Leétrozole est très spécifique dans l’inhibition de l’activité aromatase. Une altération de la stéroïdogenèse surrénalienne n’a pas été observée. Aucune modification cliniquement pertinente n’a été constatée dans les concentrations plasmatiques de cortisol, d’aldostérone, de 11-déoxycortisol, de 17-hydroxyprogestérone et d’ACTH ou dans l’activité rénine plasmatique chez les patientes ménopausées traitées par une dose quotidienne de létrozole de 0,1 à 5 mg. Le test de stimulation de l’ACTH effectué après 6 et 12 semaines de traitement avec des doses quotidiennes de 0,1 mg, 0,25 mg, 0,5 mg, 1 mg, 2,5 mg et 5 mg n’a pas indiqué d’atténuation de la production d’aldostérone ou de cortisol. Ainsi, une supplémentation en glucocorticoïdes et minéralocorticoïdes n’est pas nécessaire.

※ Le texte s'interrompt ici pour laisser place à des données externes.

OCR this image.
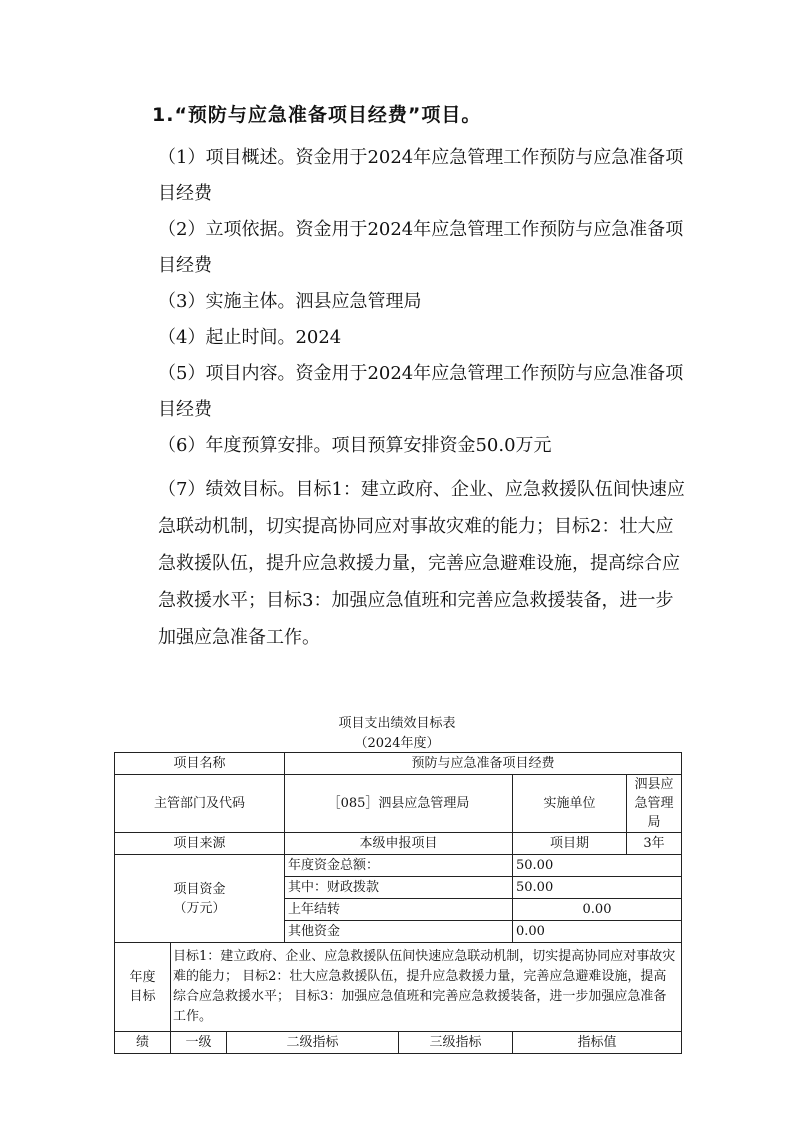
1.“预防与应急准备项目经费”项目。
（1）项目概述。资金用于2024年应急管理工作预防与应急准备项目经费
（2）立项依据。资金用于2024年应急管理工作预防与应急准备项目经费
（3）实施主体。泗县应急管理局
（4）起止时间。2024
（5）项目内容。资金用于2024年应急管理工作预防与应急准备项目经费
（6）年度预算安排。项目预算安排资金50.0万元
（7）绩效目标。目标1：建立政府、企业、应急救援队伍间快速应急联动机制，切实提高协同应对事故灾难的能力；目标2：壮大应急救援队伍，提升应急救援力量，完善应急避难设施，提高综合应急救援水平；目标3：加强应急值班和完善应急救援装备，进一步加强应急准备工作。
项目支出绩效目标表
（2024年度）
项目名称			预防与应急准备项目经费			
主管部门及代码			［085］泗县应急管理局		实施单位	泗县应急管理局
项目来源			本级申报项目		项目期	3年

项目资金
（万元）			年度资金总额：		50.00	
			其中：财政拨款		50.00	
			上年结转		0.00	
			其他资金		0.00	

年度
目标	目标1：建立政府、企业、应急救援队伍间快速应急联动机制，切实提高协同应对事故灾难的能力； 目标2：壮大应急救援队伍，提升应急救援力量，完善应急避难设施，提高综合应急救援水平； 目标3：加强应急值班和完善应急救援装备，进一步加强应急准备工作。					
绩	一级	二级指标		三级指标	指标值	
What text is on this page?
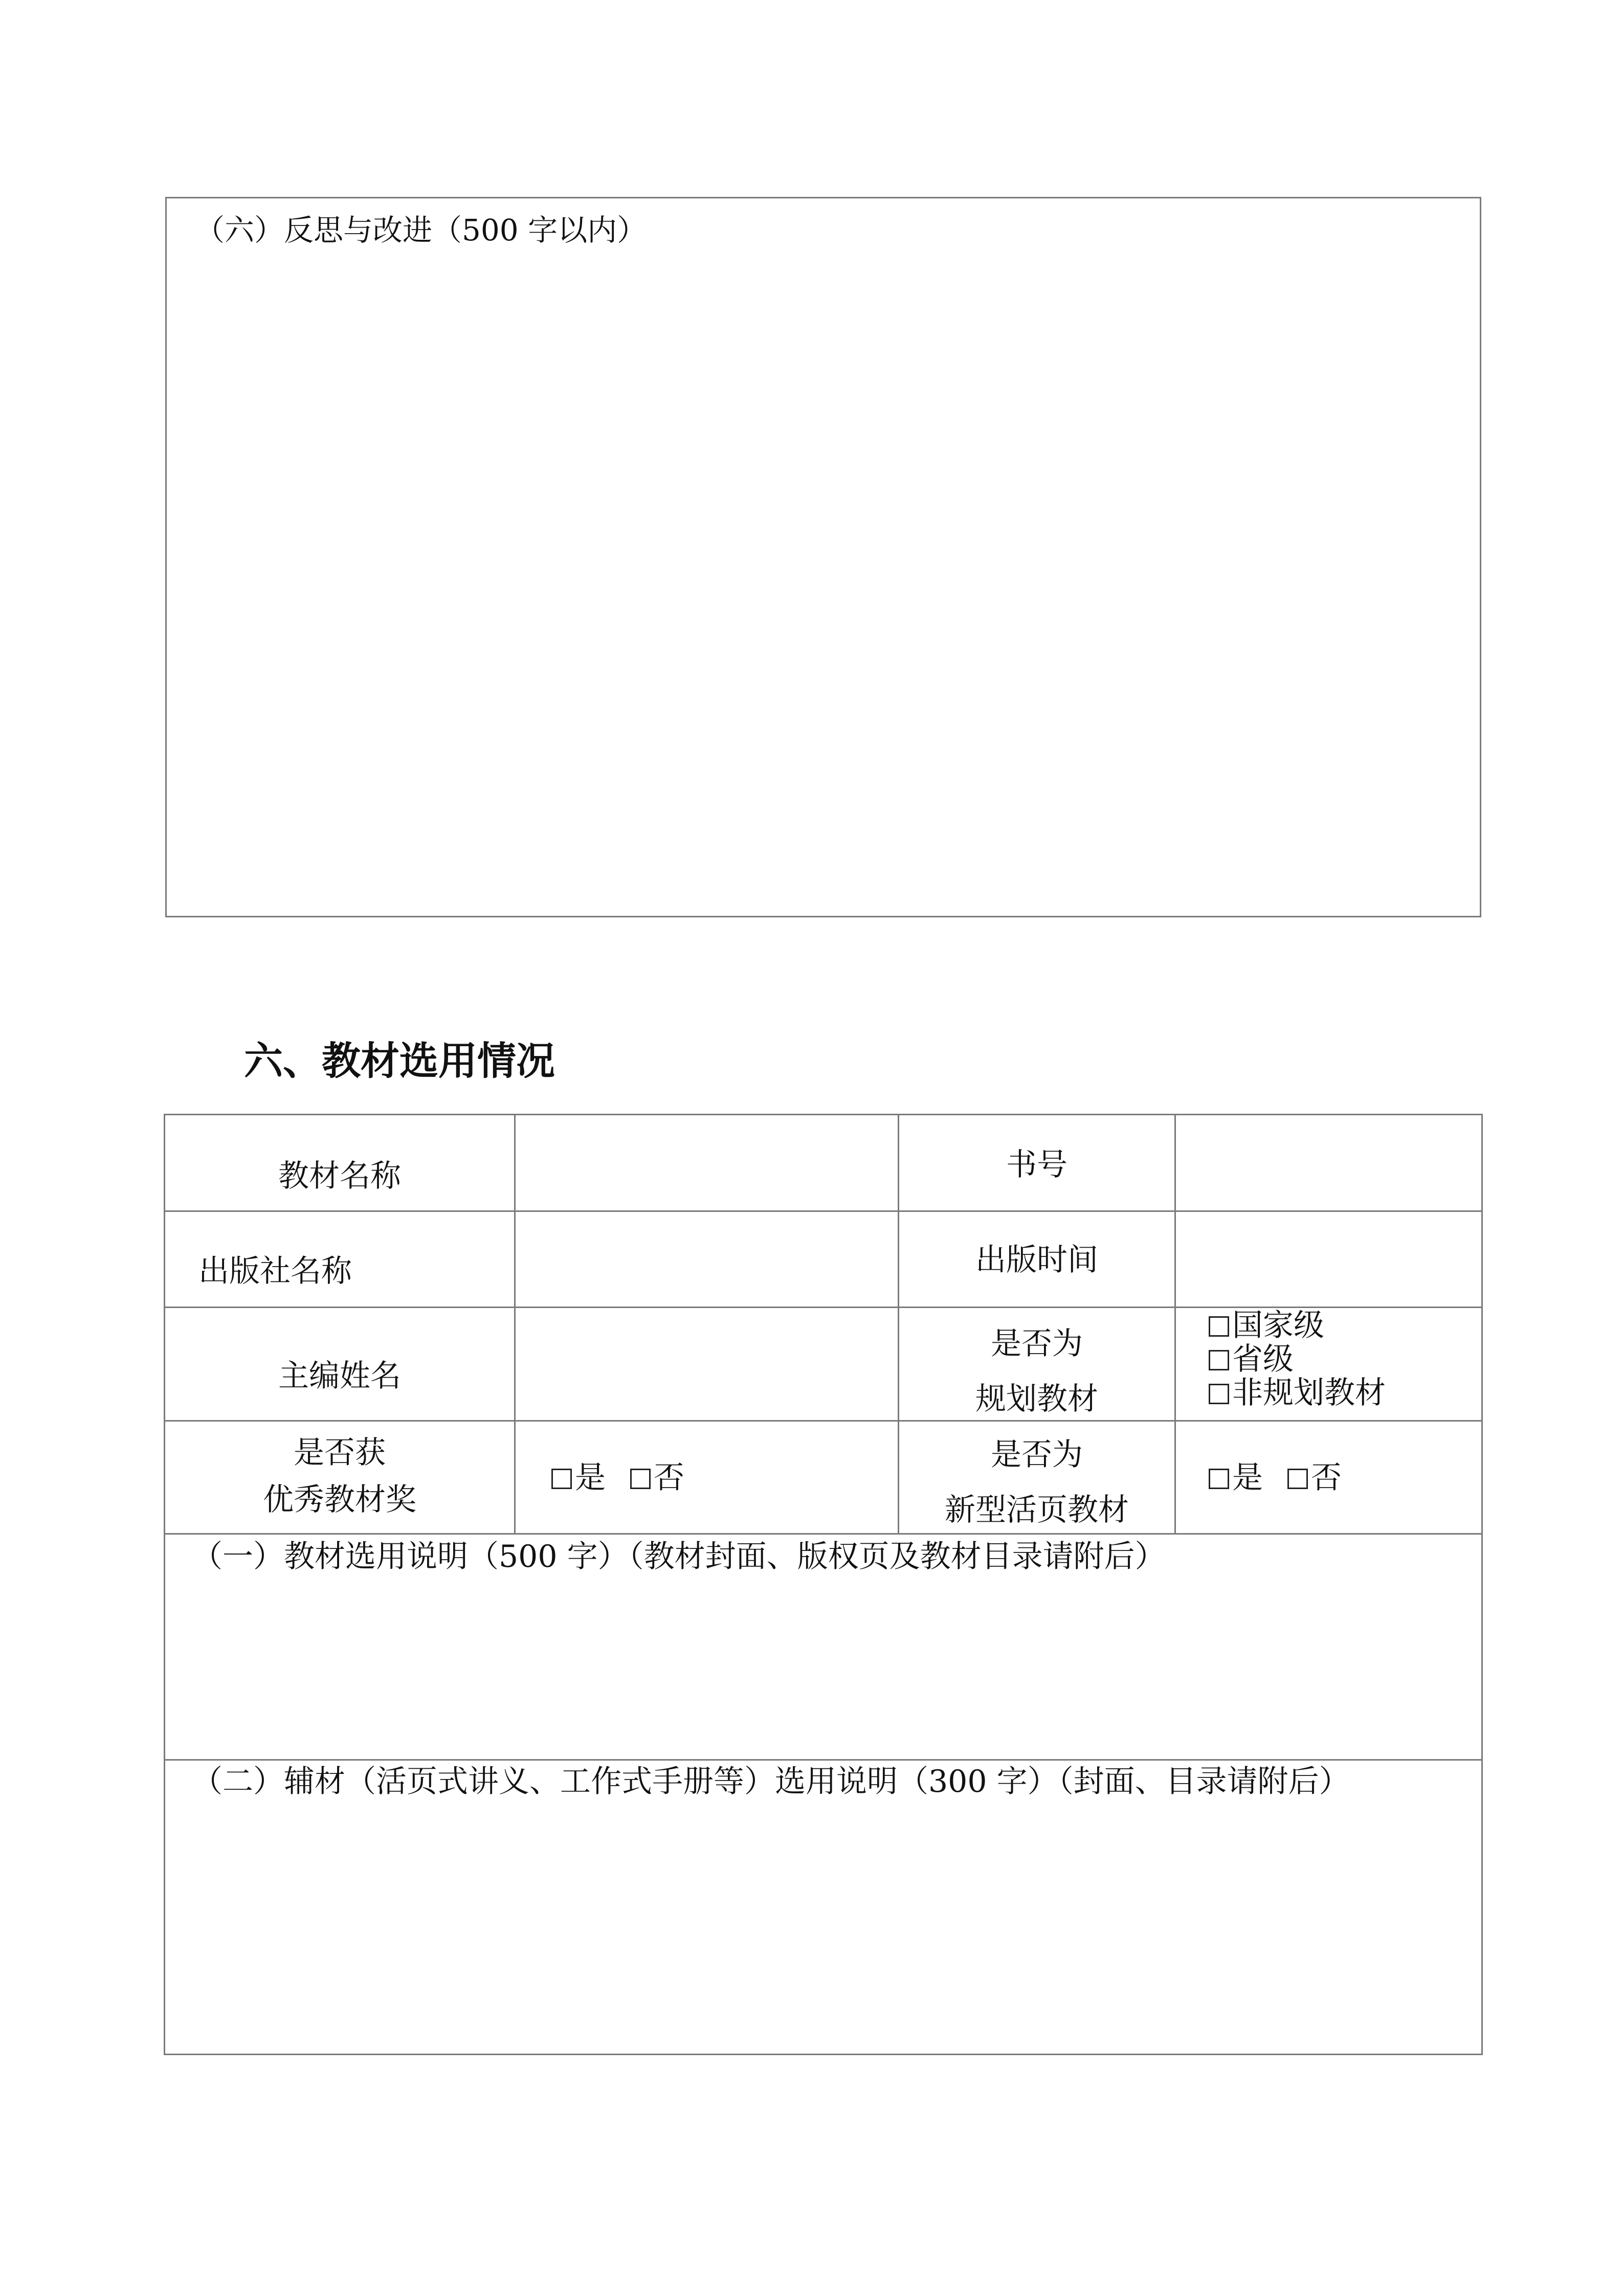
（六）反思与改进（500 字以内）
六、教材选用情况
教材名称	书号
出版社名称	出版时间
主编姓名
是否为
规划教材
国家级
省级
非规划教材
是否获
优秀教材奖
是 否
是否为
新型活页教材
是 否
（一）教材选用说明（500 字）（教材封面、版权页及教材目录请附后）
（二）辅材（活页式讲义、工作式手册等）选用说明（300 字）（封面、目录请附后）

Aucune modification n’a été notée dans les concentrations plasmatiques des androgènes (androstènedione et testostérone) chez les femmes ménopausées en bonne santé après 0,1 mg, 0,5 mg et 2.5 mg de létrozole ou dans les concentrations plasmatiques d’androstènedione chez les patientes ménopausées traitées par des doses quotidiennes de 0,1 mg à 5 mg, ce qui indique que le blocage de la biosynthèse des oestrogènes n’entraîne pas l’accumulation de précurseurs androgéniques. Les taux plasmatiques de LH et de FSH ne sont pas affectés par le létrozole chez les patientes, de même que la fonction thyroïdienne évaluée par le test d’absorption de TSH, T4 et T3.

Traitement adjuvant

Étude BIG 1-98

BIG 1-98 était une étude multicentrique en double aveugle dans laquelle plus de 8 000 femmes ménopausées atteintes d’un cancer du sein précoce à récepteurs hormonaux positifs ont été randomisées pour recevoir l’un des traitements suivants :

A. tamoxifène pendant 5 ans

B. Letrozole comprimés pendant 5 ans

C. tamoxifène pendant 2 ans suivi de Letrozole comprimés pendant 3 ans

D. Comprimés de létrozole pendant 2 ans suivis de tamoxifène pendant 3 ans

Le critère d’évaluation principal était la survie sans maladie (DFS) ; les critères d’évaluation secondaires de l’efficacité étaient le délai avant métastase à distance (TDM), la survie sans maladie à distance (DDFS), la survie globale (OS), la survie sans maladie systémique (SDFS), le cancer du sein controlatéral invasif et le délai avant récidive du cancer du sein.

Résultats d’efficacité à un suivi médian de 26 et 60 mois

Les données du tableau 4 reflètent les résultats de l’analyse principale principale (PCA) basée sur les données des bras de monothérapie (A et B) et des deux bras de commutation (C et D) à une durée médiane de traitement de 24 mois et un suivi médian de 26 mois et à une durée médiane de traitement de 32 mois et un suivi médian de 60 mois.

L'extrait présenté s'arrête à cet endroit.